L’espace est le nouvel Antarctique ou le nouveau mont Everest d’un nombre croissant d’explorateurs. À titre de comparaison : le programme spatial de la NASA a lancé quatre astronautes dans l’espace l’année dernière, mais plus d’une vingtaine de personnes non affiliées au programme spatial du gouvernement américain se sont envolées dans l’espace.
L’une d’entre elles est l’acteur William Shatner, qui campait le capitaine Kirk dans la série télévisée originale Star Trek. Son vol, en octobre, a fait de lui la personne la plus âgée (à 90 ans) à se déplacer dans le cosmos.
Le gouvernement américain a un rôle à jouer pour ce qui est de veiller à ce que les voyages dans l’espace ne présentent pas de danger pour ceux qui en sont simplement témoins, mais l’ouverture des vols spatiaux aux entreprises privées est une progression naturelle, estime Scott Pace, professeur d’affaires internationales à l’Elliott School de l’université George Washington et directeur du Space Policy Institute. gouvernement est bien placé pour l’exploration parce que son orientation n’est pas celle des intérêts commerciaux, explique-t-il.

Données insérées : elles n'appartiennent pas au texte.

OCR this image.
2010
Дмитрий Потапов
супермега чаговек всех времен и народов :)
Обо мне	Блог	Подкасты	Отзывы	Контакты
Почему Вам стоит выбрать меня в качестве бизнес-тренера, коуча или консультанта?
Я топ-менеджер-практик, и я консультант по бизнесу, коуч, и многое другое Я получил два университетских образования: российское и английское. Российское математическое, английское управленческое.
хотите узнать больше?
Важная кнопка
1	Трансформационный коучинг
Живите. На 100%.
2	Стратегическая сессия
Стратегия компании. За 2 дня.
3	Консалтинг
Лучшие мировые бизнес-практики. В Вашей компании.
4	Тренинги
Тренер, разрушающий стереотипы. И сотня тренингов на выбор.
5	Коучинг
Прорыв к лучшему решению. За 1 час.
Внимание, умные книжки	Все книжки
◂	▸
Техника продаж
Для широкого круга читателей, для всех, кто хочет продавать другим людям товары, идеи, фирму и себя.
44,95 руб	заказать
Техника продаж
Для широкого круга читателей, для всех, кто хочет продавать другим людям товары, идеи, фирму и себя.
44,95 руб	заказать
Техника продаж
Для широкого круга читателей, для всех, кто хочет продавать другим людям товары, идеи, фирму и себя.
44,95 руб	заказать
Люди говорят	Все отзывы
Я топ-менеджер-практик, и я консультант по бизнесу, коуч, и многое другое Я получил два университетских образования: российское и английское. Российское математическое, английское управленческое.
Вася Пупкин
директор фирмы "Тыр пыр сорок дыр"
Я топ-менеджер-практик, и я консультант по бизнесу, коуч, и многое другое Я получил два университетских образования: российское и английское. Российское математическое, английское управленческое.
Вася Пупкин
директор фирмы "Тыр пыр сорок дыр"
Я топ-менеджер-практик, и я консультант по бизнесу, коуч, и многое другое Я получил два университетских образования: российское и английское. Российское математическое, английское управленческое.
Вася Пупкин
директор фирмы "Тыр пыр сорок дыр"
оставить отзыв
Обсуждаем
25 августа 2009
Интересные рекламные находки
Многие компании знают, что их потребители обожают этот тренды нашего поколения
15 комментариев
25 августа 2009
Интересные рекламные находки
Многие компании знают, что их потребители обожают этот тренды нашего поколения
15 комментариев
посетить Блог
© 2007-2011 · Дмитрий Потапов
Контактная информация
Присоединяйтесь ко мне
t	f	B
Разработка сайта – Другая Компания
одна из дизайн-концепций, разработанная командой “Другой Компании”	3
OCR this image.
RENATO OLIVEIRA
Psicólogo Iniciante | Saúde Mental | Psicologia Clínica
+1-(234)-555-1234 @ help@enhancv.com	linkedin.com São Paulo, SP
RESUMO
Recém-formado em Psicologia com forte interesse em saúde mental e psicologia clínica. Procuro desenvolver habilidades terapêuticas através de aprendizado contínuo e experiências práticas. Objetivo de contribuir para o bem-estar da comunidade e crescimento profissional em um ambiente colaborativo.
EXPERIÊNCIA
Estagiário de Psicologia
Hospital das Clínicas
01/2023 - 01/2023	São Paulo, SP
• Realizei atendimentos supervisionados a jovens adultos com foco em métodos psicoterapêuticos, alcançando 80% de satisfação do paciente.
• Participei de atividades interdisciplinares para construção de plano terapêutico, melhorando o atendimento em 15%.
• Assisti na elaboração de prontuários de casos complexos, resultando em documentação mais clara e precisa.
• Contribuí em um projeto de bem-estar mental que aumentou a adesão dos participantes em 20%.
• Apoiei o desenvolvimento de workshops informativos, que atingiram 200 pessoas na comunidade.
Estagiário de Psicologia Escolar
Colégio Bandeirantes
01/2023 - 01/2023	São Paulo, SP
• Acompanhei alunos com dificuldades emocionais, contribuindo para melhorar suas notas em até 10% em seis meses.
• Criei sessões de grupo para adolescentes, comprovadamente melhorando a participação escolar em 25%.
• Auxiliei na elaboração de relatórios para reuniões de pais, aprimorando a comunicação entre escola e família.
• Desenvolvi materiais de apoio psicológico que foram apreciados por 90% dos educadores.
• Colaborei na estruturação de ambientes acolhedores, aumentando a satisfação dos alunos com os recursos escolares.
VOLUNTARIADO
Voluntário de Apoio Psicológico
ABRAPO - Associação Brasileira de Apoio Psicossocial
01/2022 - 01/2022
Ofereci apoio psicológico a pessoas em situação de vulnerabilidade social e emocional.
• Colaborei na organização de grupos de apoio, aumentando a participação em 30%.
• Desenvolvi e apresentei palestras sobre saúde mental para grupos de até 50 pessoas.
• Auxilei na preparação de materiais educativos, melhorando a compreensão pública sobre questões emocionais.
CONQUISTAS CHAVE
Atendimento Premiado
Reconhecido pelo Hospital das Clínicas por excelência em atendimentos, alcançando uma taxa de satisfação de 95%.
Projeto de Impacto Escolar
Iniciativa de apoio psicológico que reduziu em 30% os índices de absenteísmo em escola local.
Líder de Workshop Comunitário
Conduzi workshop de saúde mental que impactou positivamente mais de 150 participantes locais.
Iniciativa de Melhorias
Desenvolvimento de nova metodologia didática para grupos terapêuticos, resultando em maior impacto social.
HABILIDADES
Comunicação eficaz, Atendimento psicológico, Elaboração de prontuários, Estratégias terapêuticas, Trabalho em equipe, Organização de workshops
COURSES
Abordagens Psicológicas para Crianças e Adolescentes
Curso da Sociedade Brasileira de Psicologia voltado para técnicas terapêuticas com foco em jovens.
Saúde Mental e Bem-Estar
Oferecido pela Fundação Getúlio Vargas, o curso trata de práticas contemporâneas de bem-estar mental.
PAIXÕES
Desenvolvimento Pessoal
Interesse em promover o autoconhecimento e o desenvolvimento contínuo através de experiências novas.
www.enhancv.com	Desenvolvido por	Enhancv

Mais une fois en place, un secteur spatial privé est en mesure d’agir plus rapidement et plus efficacement que le secteur public.
Ce mois-ci, le 28 février, le premier équipage entièrement civil de quatre personnes se dirigera vers la Station spatiale internationale dans le cadre d’une mission organisée par la société Axiom Space. Elles voyageront à bord de la capsule Crew Dragon de SpaceX.

« Comme de plus en plus de personnes partent dans l’espace et qu’elles accomplissent plus de choses pendant leurs vols spatiaux, cela incite encore plus de personnes à effectuer plus d’activités en orbite terrestre basse, ce qui reflète le marché croissant que nous envisagions lorsque nous avons lancé le programme d’équipage commercial il y a 10 ans », se félicite Phil McAlister, directeur des vols spatiaux commerciaux au siège de la NASA.
L’Association des explorateurs de l’espace recense 609 personnes ayant effectué des vols suborbitaux ou orbitaux, indique Andy Turnage, son directeur exécutif. Les astronautes privés sont une trentaine pour le moment, mais leur nombre va croissant.
Des milliardaires peuvent maintenant ajouter le mot « astronaute » à leur curriculum vitae. Le fondateur de Virgin Galactic, le Britannique Richard Branson, a lancé le premier véhicule financé par des fonds privés en 2021, avec lui-même à bord. L’Américain Jeff Bezos, le fondateur d’Amazon, a répété l’expérience quelques jours plus tard dans son vaisseau spatial, Blue Origin.
« Cette année marque vraiment une renaissance pour les vols spatiaux habités, non seulement parce que nous envoyons des astronautes de la NASA et de partenaires internationaux vers la Station spatiale internationale à bord de vaisseaux commerciaux américains, mais aussi en raison de l’expansion des missions d’astronautes privés », souligne Phil McAlister.
Pionniers de l’espace

En 1986 déjà, la NASA avait intégré une enseignante du secondaire, Christa McAuliffe, à bord de la navette spatiale Challenger, signe de sa volonté d’ouvrir l’espace aux civils. Mais l’expérimentation a connu une fin tragique, avec l’explosion de la navette peu après le décollage. En 1990, le journaliste japonais Akiyama Toyohiro a passé sept jours sur la Station spatiale russe Mir : c’est donc lui le premier astronaute privé*.
La Russie post-soviétique a trouvé dans le tourisme spatial une option lucrative. En 2001, l’entrepreneur américain Dennis Tito a payé sa place à bord d’un vaisseau spatial russe et a été le premier citoyen privé à amarrer à la Station spatiale internationale.

Selon Scott Pace, le public s’intéresse aux vols spatiaux commerciaux depuis des années, et leur expansion dépendra de la baisse de leur coût – actuellement de l’ordre de plusieurs dizaines de millions de dollars par personne et par vol – et des risques.
Les futurs vols
Aux États-Unis, des vols suborbitaux sont proposés par Blue Origin et Virgin Galactic. SpaceX et Boeing prévoient des vols orbitaux. Le Starliner de Boeing doit être lancé vers la Station spatiale internationale en mai.

Camille Alleyne, de la NASA, est convaincue que les entreprises privées peuvent insuffler le sens de l’innovation et de la souplesse à l’économie spatiale. « La concurrence fait baisser les coûts, ce qui est toujours bon pour le gouvernement », déclare la directrice adjointe du programme de développement commercial de l’orbite terrestre basse, dans un podcast de la NASA.
Quant à Scott Pace, il voit dans l’exploration spatiale privée « la quintessence du symbolisme américain : l’aventure, l’esprit d’entreprise et la conquête d’une nouvelle frontière ».